Tutto nacque nel 1954 quando Ruhrital - distributore autorizzato di prodotti Rexroth in Italia - si trasferì a Milano. Da quel momento in poi il futuro è stato segnato da tante tappe importanti che hanno determinato gli avanzamenti e il progresso di Bosch Rexroth raggiunti fino ad oggi. Nel 1961 Ruhrital si trasforma in Oleodinamica Ruhrital S.p.A. Nel 1971, invece, entra in scena G.L. Rexroth, che rileva il 75% del capitale di Oleodinamica Ruhrital, diventando Rexroth Ruhrital S.p.A. E, ancora, nel 1990 viene rilevata Wabco Tecniche Automazione, momento in cui per la prima volta la divisione “pneumatica” entra nel mercato italiano. Fino ad arrivare al 2001, quando la “Divisione Tecnica di Automazione Bosch” di Robert Bosch S.p.A. viene integrata on Rexroth, società già controllata da Atecs Mannesmann, dando vita a Bosch Rexroth AG (100% Bosch). Subito dopo, nasce in Italia Bosch Rexroth S.p.A., nella quale confluiscono le attività della “Divisione Tecnica di Automazione” di obert Bosch S.p.A. e quelle di Star Mikron S.p.A., con sede a Cernusco sul Naviglio (MI). Oggi, Bosch Rexroth vanta "cento anni di futuro Bosch" e "cinquanta anni di sviluppo Rexroth": insieme unite in un’unica azienda.

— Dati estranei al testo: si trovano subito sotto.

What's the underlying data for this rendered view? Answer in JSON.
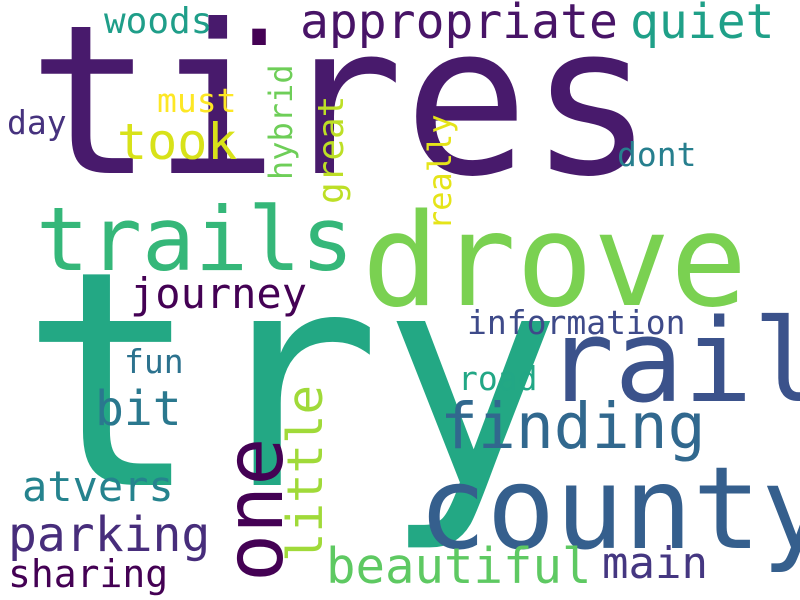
{
  "words": [
    {
      "text": "tires",
      "color": "#481a6c"
    },
    {
      "text": "try",
      "color": "#23a884"
    },
    {
      "text": "drove",
      "color": "#7ad151"
    },
    {
      "text": "county",
      "color": "#355f8d"
    },
    {
      "text": "rail",
      "color": "#3b528b"
    },
    {
      "text": "trails",
      "color": "#35b779"
    },
    {
      "text": "one",
      "color": "#440154"
    },
    {
      "text": "finding",
      "color": "#31688e"
    },
    {
      "text": "appropriate",
      "color": "#481467"
    },
    {
      "text": "quiet",
      "color": "#1fa088"
    },
    {
      "text": "woods",
      "color": "#1f9e89"
    },
    {
      "text": "took",
      "color": "#d8e219"
    },
    {
      "text": "journey",
      "color": "#440154"
    },
    {
      "text": "parking",
      "color": "#472d7b"
    },
    {
      "text": "beautiful",
      "color": "#5ec962"
    },
    {
      "text": "little",
      "color": "#a0da39"
    },
    {
      "text": "bit",
      "color": "#2a788e"
    },
    {
      "text": "atvers",
      "color": "#25838e"
    },
    {
      "text": "sharing",
      "color": "#440154"
    },
    {
      "text": "main",
      "color": "#453781"
    },
    {
      "text": "great",
      "color": "#bddf26"
    },
    {
      "text": "information",
      "color": "#3e4a89"
    },
    {
      "text": "road",
      "color": "#22a785"
    },
    {
      "text": "fun",
      "color": "#2c728e"
    },
    {
      "text": "dont",
      "color": "#277f8e"
    },
    {
      "text": "hybrid",
      "color": "#6ece58"
    },
    {
      "text": "really",
      "color": "#e5e419"
    },
    {
      "text": "must",
      "color": "#fde725"
    },
    {
      "text": "day",
      "color": "#46327e"
    },
    {
      "text": ".",
      "color": "#440154"
    }
  ]
}
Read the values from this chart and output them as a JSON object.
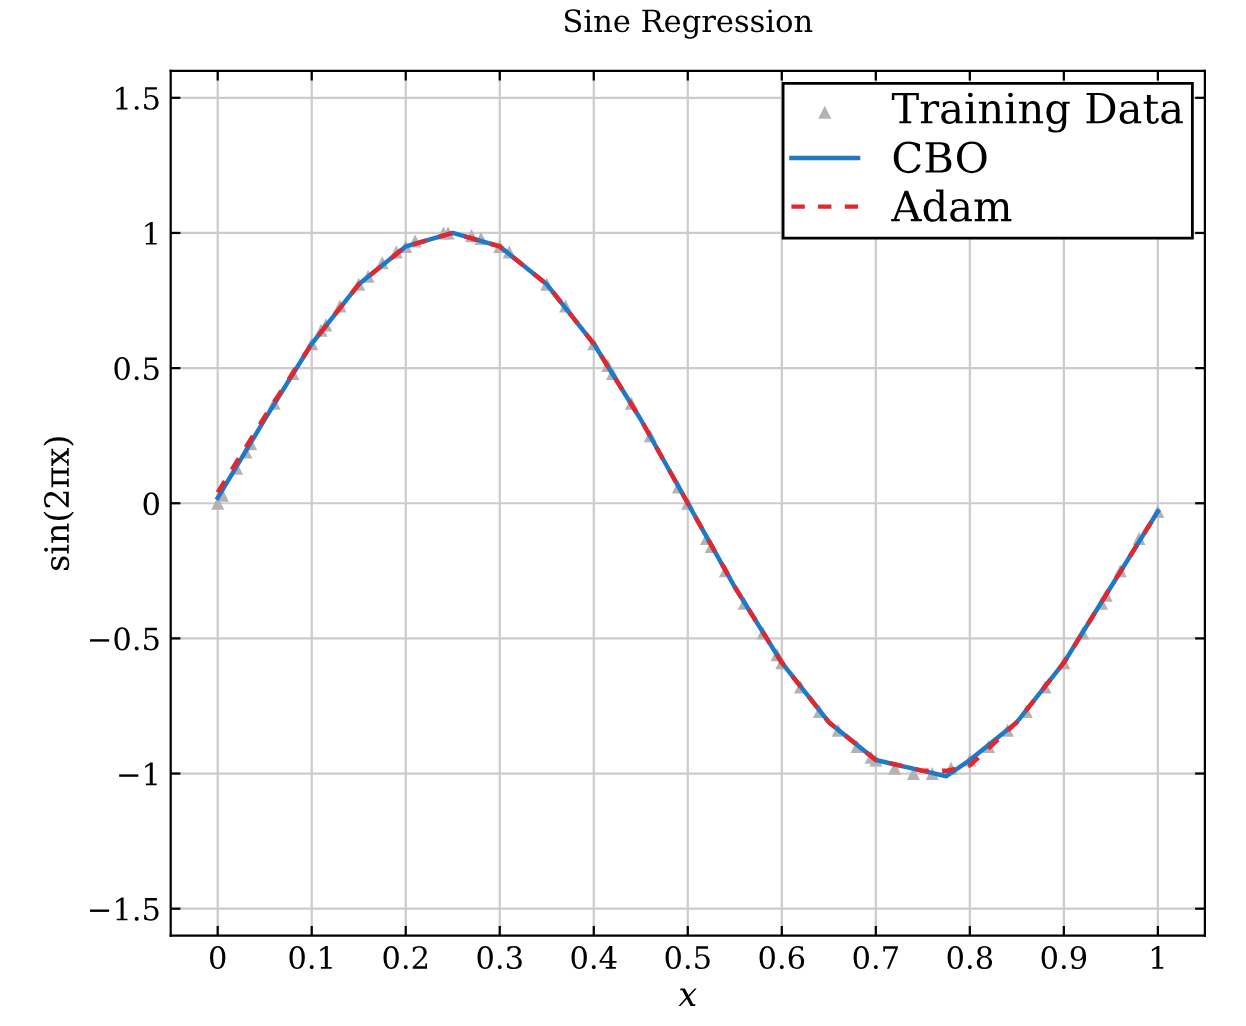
{
  "chart_data": {
    "type": "line",
    "title": "Sine Regression",
    "xlabel": "x",
    "ylabel": "sin(2πx)",
    "xlim": [
      -0.05,
      1.05
    ],
    "ylim": [
      -1.6,
      1.6
    ],
    "xticks": [
      0,
      0.1,
      0.2,
      0.3,
      0.4,
      0.5,
      0.6,
      0.7,
      0.8,
      0.9,
      1
    ],
    "yticks": [
      {
        "value": -1.5,
        "label": "−1.5"
      },
      {
        "value": -1,
        "label": "−1"
      },
      {
        "value": -0.5,
        "label": "−0.5"
      },
      0,
      0.5,
      1,
      1.5
    ],
    "grid": true,
    "legend": "top right",
    "series": [
      {
        "name": "Training Data",
        "type": "scatter",
        "marker": "triangle",
        "color": "#b3b3b3",
        "x": [
          0,
          0.005,
          0.02,
          0.03,
          0.035,
          0.06,
          0.08,
          0.1,
          0.11,
          0.115,
          0.13,
          0.15,
          0.16,
          0.175,
          0.19,
          0.2,
          0.21,
          0.24,
          0.245,
          0.27,
          0.28,
          0.3,
          0.31,
          0.35,
          0.37,
          0.4,
          0.415,
          0.42,
          0.44,
          0.46,
          0.49,
          0.5,
          0.52,
          0.525,
          0.54,
          0.56,
          0.58,
          0.595,
          0.6,
          0.62,
          0.64,
          0.66,
          0.68,
          0.695,
          0.7,
          0.72,
          0.74,
          0.76,
          0.78,
          0.8,
          0.82,
          0.84,
          0.86,
          0.88,
          0.9,
          0.92,
          0.94,
          0.945,
          0.96,
          0.98,
          1.0
        ],
        "values": [
          0,
          0.03,
          0.13,
          0.19,
          0.22,
          0.37,
          0.48,
          0.59,
          0.64,
          0.66,
          0.73,
          0.81,
          0.84,
          0.89,
          0.93,
          0.95,
          0.97,
          1.0,
          1.0,
          0.99,
          0.98,
          0.95,
          0.93,
          0.81,
          0.73,
          0.59,
          0.51,
          0.48,
          0.37,
          0.25,
          0.06,
          0,
          -0.13,
          -0.16,
          -0.25,
          -0.37,
          -0.48,
          -0.56,
          -0.59,
          -0.68,
          -0.77,
          -0.84,
          -0.9,
          -0.94,
          -0.95,
          -0.98,
          -1.0,
          -1.0,
          -0.98,
          -0.95,
          -0.9,
          -0.84,
          -0.77,
          -0.68,
          -0.59,
          -0.48,
          -0.37,
          -0.34,
          -0.25,
          -0.13,
          -0.03
        ]
      },
      {
        "name": "CBO",
        "line_style": "solid",
        "color": "#1f78c8",
        "x": [
          0,
          0.05,
          0.1,
          0.15,
          0.2,
          0.25,
          0.3,
          0.35,
          0.4,
          0.45,
          0.5,
          0.55,
          0.6,
          0.65,
          0.7,
          0.75,
          0.775,
          0.8,
          0.85,
          0.9,
          0.95,
          1.0
        ],
        "values": [
          0.02,
          0.31,
          0.59,
          0.81,
          0.95,
          1.0,
          0.95,
          0.81,
          0.59,
          0.31,
          0.0,
          -0.31,
          -0.59,
          -0.81,
          -0.95,
          -0.99,
          -1.01,
          -0.95,
          -0.81,
          -0.59,
          -0.31,
          -0.03
        ]
      },
      {
        "name": "Adam",
        "line_style": "dashed",
        "color": "#e0282e",
        "x": [
          0,
          0.05,
          0.1,
          0.15,
          0.2,
          0.25,
          0.3,
          0.35,
          0.4,
          0.45,
          0.5,
          0.55,
          0.6,
          0.65,
          0.7,
          0.75,
          0.775,
          0.8,
          0.85,
          0.9,
          0.95,
          1.0
        ],
        "values": [
          0.04,
          0.32,
          0.59,
          0.81,
          0.95,
          1.0,
          0.95,
          0.81,
          0.59,
          0.31,
          0.0,
          -0.31,
          -0.59,
          -0.81,
          -0.95,
          -0.99,
          -0.99,
          -0.97,
          -0.81,
          -0.59,
          -0.31,
          -0.03
        ]
      }
    ]
  }
}
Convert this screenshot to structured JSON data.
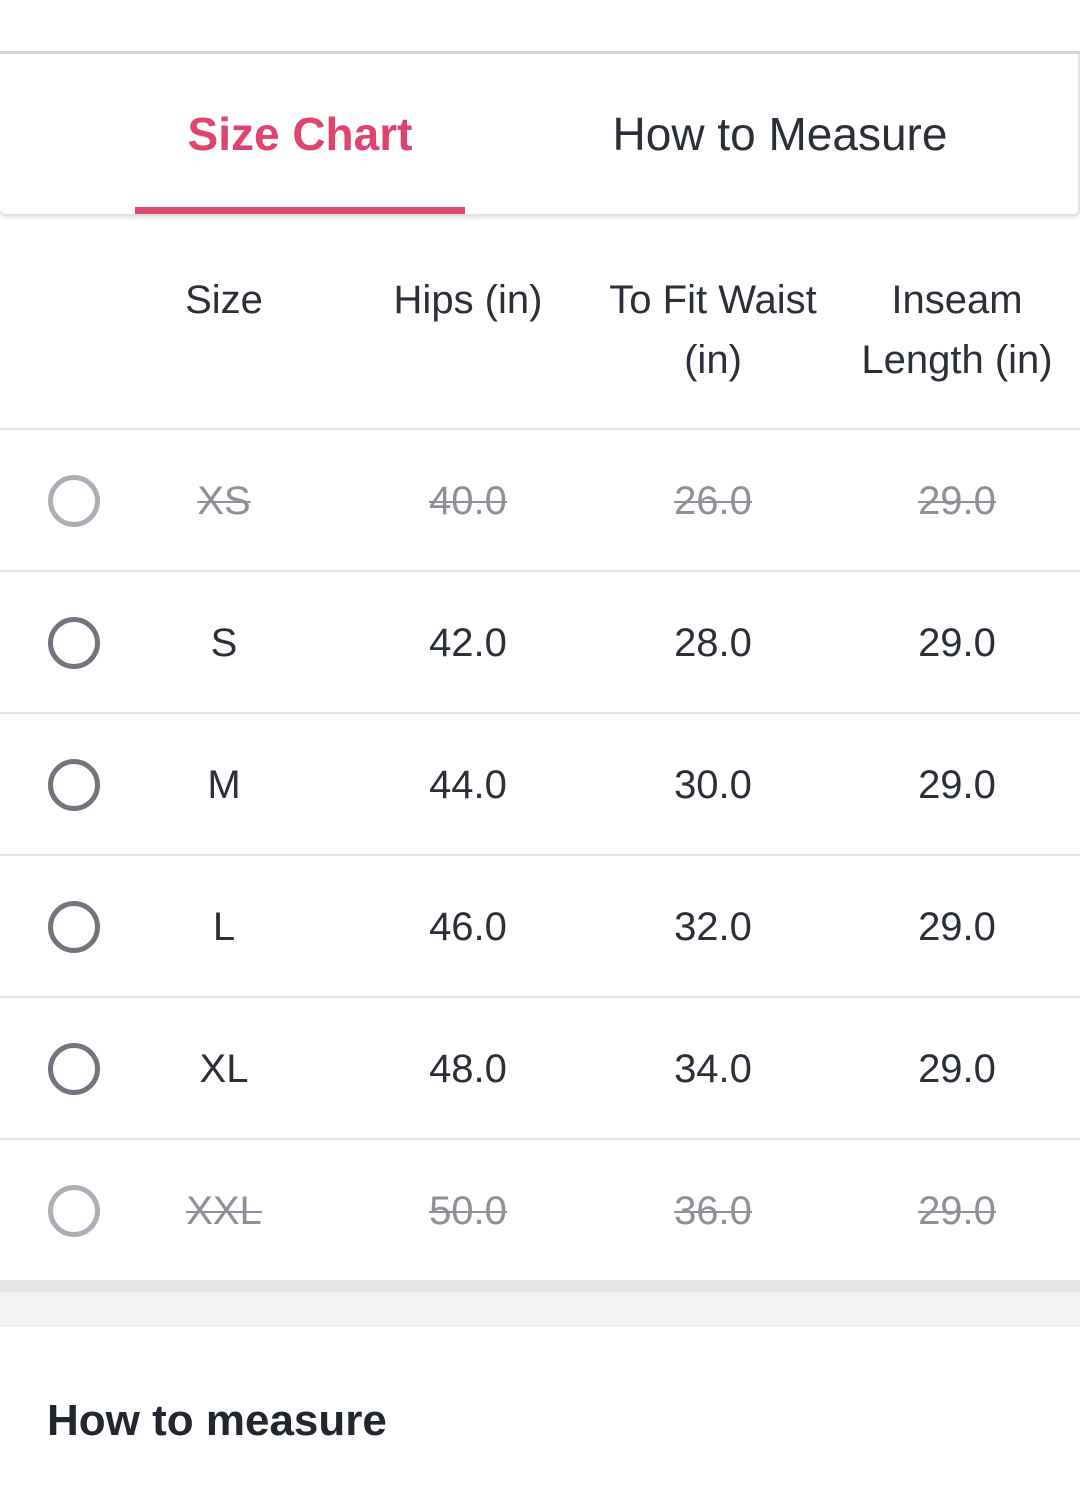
{
  "tabs": {
    "size_chart": "Size Chart",
    "how_to_measure": "How to Measure",
    "active": "size_chart"
  },
  "colors": {
    "accent": "#e0436e",
    "text": "#2a2f38",
    "unavailable": "#8d9097"
  },
  "table": {
    "headers": {
      "size": "Size",
      "hips": "Hips (in)",
      "waist_1": "To Fit Waist",
      "waist_2": "(in)",
      "inseam_1": "Inseam",
      "inseam_2": "Length (in)"
    },
    "rows": [
      {
        "size": "XS",
        "hips": "40.0",
        "waist": "26.0",
        "inseam": "29.0",
        "available": false,
        "selected": false
      },
      {
        "size": "S",
        "hips": "42.0",
        "waist": "28.0",
        "inseam": "29.0",
        "available": true,
        "selected": false
      },
      {
        "size": "M",
        "hips": "44.0",
        "waist": "30.0",
        "inseam": "29.0",
        "available": true,
        "selected": false
      },
      {
        "size": "L",
        "hips": "46.0",
        "waist": "32.0",
        "inseam": "29.0",
        "available": true,
        "selected": false
      },
      {
        "size": "XL",
        "hips": "48.0",
        "waist": "34.0",
        "inseam": "29.0",
        "available": true,
        "selected": false
      },
      {
        "size": "XXL",
        "hips": "50.0",
        "waist": "36.0",
        "inseam": "29.0",
        "available": false,
        "selected": false
      }
    ]
  },
  "section": {
    "how_to_measure_title": "How to measure"
  }
}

Bosch Rexroth Oil Controlo S.p.a., che ha saputo muoversi lungo il tortuoso cammino del secolo scorso, è una realtà economica che guarda al futuro per superare al meglio le insidie attuali. Saper guardare al futuro è una dote di questa azienda e, sempre in quest’ottica, ha scelto le soluzioni iPECS di Promelit, che sfruttano la tecnologia IP per effettuare le chiamate anche verso la rete pubblica e gestire le comunicazioni verso la intranet. Ma, a differenza di altri sistemi nativi IP, offrono un insieme completo di funzioni sofisticate e di caratteristiche integrate che semplificano le esigenze interne relative alla telefonia e consentono di condividere al meglio le interfacce per le comunicazioni esterne.
Promelit OpenIP consente alle aziende di sfruttare i collegamenti dati per le comunicazioni voce tra filiali e tra utenti remoti, sia fisse che mobili; offre inoltre il particolare vantaggio di riutilizzare gran parte delle infrastrutture esistenti anche in caso di impianti, reti telefoniche e apparecchi di altra marca. La tecnologia DECT rimane la più affidabile per la copertura delle grandi aree e per la gestione delle stazioni base, nonché per la qualità della voce. La trasparenza con le nuove tecnologie è comunque tale da consentire di collegare anche telefoni IP, VOIP e WiFi. La gamma copre le esigenze di utenti da 4 a 600 derivati. Tutti i sistemi, comunque dimensionati, utilizzano lo stesso software e prevalentemente lo stesso hardware, e possono quindi essere messi in rete tra loro e con altri sistemi.
Questa soluzione ha permesso a Bosch Rexroth Oil Control S.p.a. di risparmiare tempo e denaro nella comunicazione tra le numerose filiali che sono presenti in Italia e nel territorio modenese.